God of “Awwwww”
At EGX last year (you remember conventions? Those things where thousands of people all got together in one building and celebrated the things that they enjoy?) I got to go hands on with Roki, a seemingly charming throwback to the point and click days of yore, conjuring up memories of Broken Sword and Monkey Island, with a hefty dose of whimsical Scandinavian storyline to go alongside it. How does the final release shape up? Pretty well, all things told!
The first thing that hits you with Roki is the art style. More suited to a Saturday morning kids’ TV show than your average game, the art style is absolutely fantastic. Giving off a wonderful hand-painted feel, the art and animation combine together to provide a stunning backdrop to the story, which in and of itself is steeped in folklore. I played on PC with a controller, and it worked really, really well. The control scheme is pretty standard for games of this ilk, with the left stick controlling the character, until you need to open up your inventory, at which point it acts as a mouse pointer. This allows quick and easy use of the items you pick up throughout the game, as well as combine the items with other bits in your backpack as well. The mechanics and art style combine with a beautiful and relaxing soundtrack, with some suitably whimsical sound effects coming from the characters and environments alike.
The tale being woven throughout the game focuses on Tove, a girl who is trying to keep her brother Lars safe, following the death of their mother and their father’s descent into an alcoholic depressive haze. One night, Tove and Lars hear some strange rumblings outside, before the roof is ripped right off and the titular Roki appears and steals Lars away from the family home, and causing a blaze for good measure. Tove scrambles free and sets off on her quest to find Lars.
As the game trundles along, you get to meet some fantastic mythical creatures, including trolls and the wonderful but surly Yule Cat. Tove ventures into some bizarre yet gorgeous environments, and attempting to win the support of a number of beasts to help find Lars in the strange land that she has found herself in. One of the game’s strongest suits is also one of its pitfalls. The puzzle solving in the game is, by and large, pretty straightforward and sensible. The problem comes when Roki tries to get a bit more clever with them. Some of the ones in the mid game will see you backtracking across most of the environments, which is admittedly helped by unlocking some very handy fast travel spots, but some of them do feel a little bit like padding at times. I mentioned Broken Sword in the opening, and while some of the puzzles definitely take some inspiration, I’m really happy to report that there’s nothing anywhere near as devious as the infamous “goat puzzle” from Broken Sword 2!

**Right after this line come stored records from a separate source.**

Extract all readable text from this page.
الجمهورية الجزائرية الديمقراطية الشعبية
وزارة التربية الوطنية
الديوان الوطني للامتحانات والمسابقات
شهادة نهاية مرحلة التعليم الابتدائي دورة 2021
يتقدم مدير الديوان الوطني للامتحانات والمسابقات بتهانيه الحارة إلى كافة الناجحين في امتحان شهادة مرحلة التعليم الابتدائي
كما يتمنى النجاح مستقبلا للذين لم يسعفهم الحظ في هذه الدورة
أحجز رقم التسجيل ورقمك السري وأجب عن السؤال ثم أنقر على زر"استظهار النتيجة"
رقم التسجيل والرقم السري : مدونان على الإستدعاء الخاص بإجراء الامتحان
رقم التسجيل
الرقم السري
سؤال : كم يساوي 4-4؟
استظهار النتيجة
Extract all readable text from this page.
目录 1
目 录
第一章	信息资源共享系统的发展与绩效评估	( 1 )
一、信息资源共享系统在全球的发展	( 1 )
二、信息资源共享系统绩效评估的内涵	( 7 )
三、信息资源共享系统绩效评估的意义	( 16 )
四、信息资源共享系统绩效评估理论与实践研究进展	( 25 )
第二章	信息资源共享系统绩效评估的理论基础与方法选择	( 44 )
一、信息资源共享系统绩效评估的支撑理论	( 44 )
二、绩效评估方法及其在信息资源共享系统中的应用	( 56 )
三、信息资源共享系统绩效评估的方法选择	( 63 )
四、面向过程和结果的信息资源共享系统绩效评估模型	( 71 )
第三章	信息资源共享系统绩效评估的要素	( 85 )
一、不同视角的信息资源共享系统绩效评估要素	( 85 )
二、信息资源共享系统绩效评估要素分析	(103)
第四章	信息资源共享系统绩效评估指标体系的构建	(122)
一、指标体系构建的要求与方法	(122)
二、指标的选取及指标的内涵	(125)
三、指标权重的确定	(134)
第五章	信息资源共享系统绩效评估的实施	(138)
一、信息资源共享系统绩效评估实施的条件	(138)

Norse mythology seems to be the current beau in the industry, what with God of War catapulting it into the public eye, and the upcoming Assassin’s Creed Valhalla introducing it into one of the biggest franchises in the world. While the subject matter has the potential to be quite dark and serious (particularly with that opening scene), Roki never delves into horror territory, and I’d highly recommend it as a family friendly game. Characters feel well rounded, and as the story of Roki (the character) expands, you begin to see a different side to the monster that ripped the roof off, with the true nature of his aggression becoming apparent by the game’s climax. While Kratos smashes his way through Niflheim leaving a trail of blood and sparks, Tove’s story is a much, much calmer affair. Little details throughout the world add to the feeling of a cartoon, such as the mushrooms and toadstools retracting into the ground as you approach them. There are inevitable comparisons to Breath of the Wild with some of the art design, but it never feels like it’s ripping anything off, and has a really nice feel to the entire world.
I shan’t spoil the story, but as it reached the end, I found myself really engrossed in the narrative, and determined to rescue Lars. While some ‘kidnapped younger sibling’ characters in games can become incredibly irritating, I found Lars to be as adorable as Polygon Treehouse set out to make him. Whether it’s his terrified squeals as he enters a dark basement, or his obvious warming to Roki as his backstory unfurls, he’s a great character in his own right, and really earned the right to get rescued as the game went on.